Ce travail de cristallisation sur un texte ancien a été relayé au‑delà des cercles de l’extrême droite. L’ancien Premier ministre Édouard Philippe a, en 2023, préconisé un réexamen de cet accord, et Les Républicains l’ont porté activement. Bruno Retailleau a, de son côté, fait de cette question l’un des éléments les plus spectaculaires de son affrontement politique avec l’exécutif, sans parvenir à fournir, dans le débat public, une démonstration claire de l’efficacité d’une politique plus ferme sur l’immigration.

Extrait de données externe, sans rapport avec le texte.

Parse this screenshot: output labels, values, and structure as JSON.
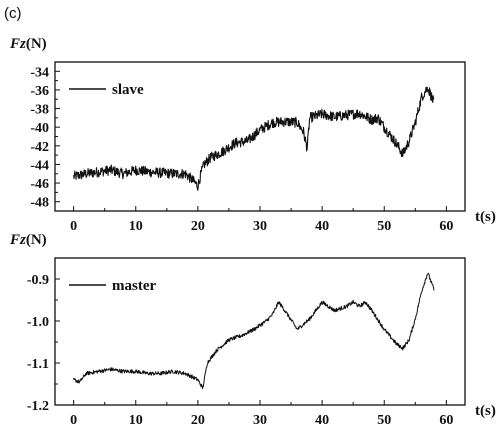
{
  "panel_label": "(c)",
  "chart_data": [
    {
      "type": "line",
      "ylabel_var": "Fz",
      "ylabel_unit": "(N)",
      "xlabel": "t(s)",
      "xlim": [
        -3,
        63
      ],
      "ylim": [
        -49,
        -33
      ],
      "xticks": [
        0,
        10,
        20,
        30,
        40,
        50,
        60
      ],
      "yticks": [
        -48,
        -46,
        -44,
        -42,
        -40,
        -38,
        -36,
        -34
      ],
      "legend": "top-left",
      "series": [
        {
          "name": "slave",
          "noise": 0.55,
          "x": [
            0,
            2,
            4,
            6,
            8,
            10,
            12,
            14,
            16,
            18,
            19,
            20,
            20.5,
            21,
            22,
            24,
            26,
            28,
            30,
            32,
            34,
            36,
            37,
            37.6,
            38,
            40,
            42,
            44,
            46,
            48,
            49,
            50,
            52,
            53,
            54,
            55,
            56,
            57,
            58
          ],
          "y": [
            -45.3,
            -45.0,
            -44.8,
            -44.6,
            -45.0,
            -44.6,
            -44.8,
            -44.9,
            -45.0,
            -45.0,
            -45.6,
            -46.3,
            -45.0,
            -44.0,
            -43.3,
            -42.6,
            -41.7,
            -41.5,
            -40.3,
            -39.5,
            -39.4,
            -39.5,
            -40.5,
            -42.3,
            -39.0,
            -38.6,
            -38.9,
            -38.7,
            -38.5,
            -39.2,
            -39.0,
            -40.0,
            -41.8,
            -42.9,
            -41.5,
            -39.5,
            -36.8,
            -35.7,
            -37.4
          ]
        }
      ]
    },
    {
      "type": "line",
      "ylabel_var": "Fz",
      "ylabel_unit": "(N)",
      "xlabel": "t(s)",
      "xlim": [
        -3,
        63
      ],
      "ylim": [
        -1.2,
        -0.85
      ],
      "xticks": [
        0,
        10,
        20,
        30,
        40,
        50,
        60
      ],
      "yticks": [
        -1.2,
        -1.1,
        -1.0,
        -0.9
      ],
      "ytick_labels": [
        "-1.2",
        "-1.1",
        "-1.0",
        "-0.9"
      ],
      "legend": "top-left",
      "series": [
        {
          "name": "master",
          "noise": 0.0045,
          "x": [
            0,
            1,
            2,
            4,
            6,
            8,
            10,
            12,
            14,
            16,
            18,
            20,
            20.8,
            21.5,
            23,
            25,
            27,
            29,
            31,
            32,
            33,
            34,
            36,
            38,
            40,
            42,
            44,
            45,
            46,
            47,
            48,
            50,
            52,
            53,
            54,
            55,
            56,
            57,
            58
          ],
          "y": [
            -1.14,
            -1.145,
            -1.125,
            -1.12,
            -1.115,
            -1.12,
            -1.12,
            -1.125,
            -1.125,
            -1.12,
            -1.125,
            -1.14,
            -1.16,
            -1.1,
            -1.07,
            -1.045,
            -1.035,
            -1.02,
            -1.0,
            -0.985,
            -0.955,
            -0.975,
            -1.02,
            -0.995,
            -0.955,
            -0.975,
            -0.965,
            -0.955,
            -0.965,
            -0.955,
            -0.975,
            -1.02,
            -1.055,
            -1.065,
            -1.045,
            -0.995,
            -0.93,
            -0.885,
            -0.925
          ]
        }
      ]
    }
  ]
}
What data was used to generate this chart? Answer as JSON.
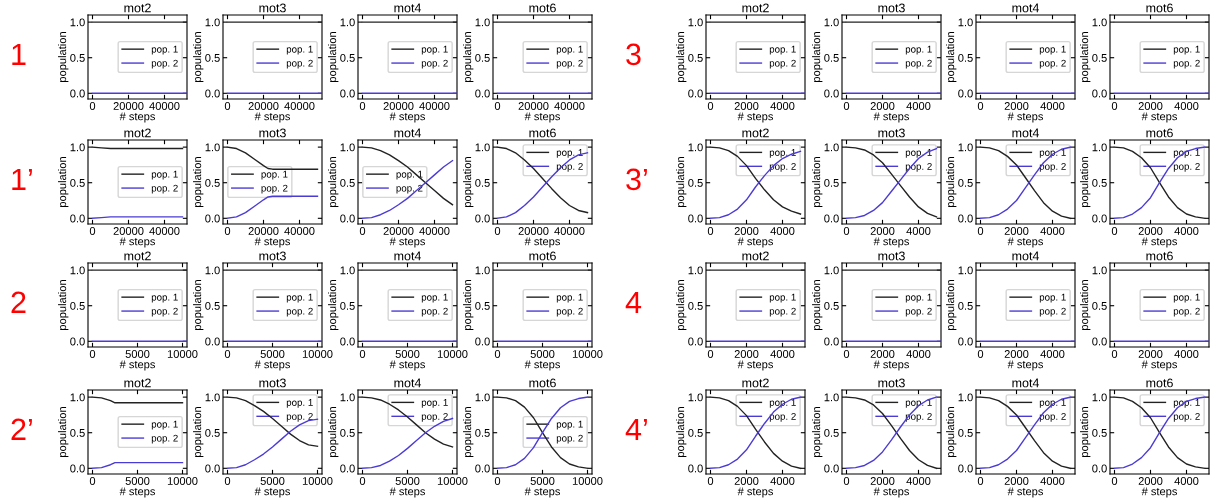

Faiblesse de la mobilisation présidentielle et réactions de la gauche

La faible mobilisation des députés macronistes pendant les débats interroge. Gabriel Attal, président du groupe Ensemble pour la République, était absent de l’Assemblée nationale au moment du vote. Parmi les 85 députés du groupe pouvant siéger, 40 assistaient aux débats et, sur ce total, 30 ont voté contre le texte. L’absence d’un front uni de la majorité a facilité la manœuvre du RN.

La gauche s’est insurgée, rappelant que le même Gabriel Attal avait, en janvier, évoqué la remise en cause de l’accord franco‑algérien. Mais la protestation a été jugée moins convaincante par certains observateurs, car la gauche n’a pas réussi à mobiliser l’ensemble de ses forces pour contrer l’initiative. Des voix ont manqué dans plusieurs formations de gauche, y compris à La France insoumise, qui a qualifié le texte de « raciste ».

Ce double constat — désunion de la majorité et mobilisation imperfectible de la gauche — explique en grande partie le succès parlementaire du RN, même si ce succès demeure limité au symbole et au message politique plutôt qu’à un changement juridique immédiat.

Conséquences politiques et risques de normalisation

Les responsables politiques opposés au RN ont analysé cet épisode comme un « accident » politique évitable. La manœuvre de Marine Le Pen, organisée dans le cadre d’une niche parlementaire permettant au RN de déposer et défendre huit textes en une journée, visait précisément à piéger les autres groupes et à tirer parti de leurs éventuelles défaillances.

Ce coup d’éclat renforce la thèse selon laquelle le RN profite davantage des faiblesses de ses adversaires que d’une montée soudaine de sa propre force électorale. Il marque néanmoins un nouveau jalon dans la banalisation de ce parti au sein des institutions: l’adoption d’un texte, même non contraignant, dans l’hémicycle, contribue à déplacer le cadre du débat public.

Au‑delà du résultat du jeudi 30 octobre, la lecture politique est donc claire pour beaucoup d’observateurs: la question migratoire divise de plus en plus la société française, les barrières séparant une partie de la droite du RN s’érodent, et la vigilance des autres forces républicaines reste déterminante pour empêcher une progression supplémentaire de la normalisation du parti d’extrême droite.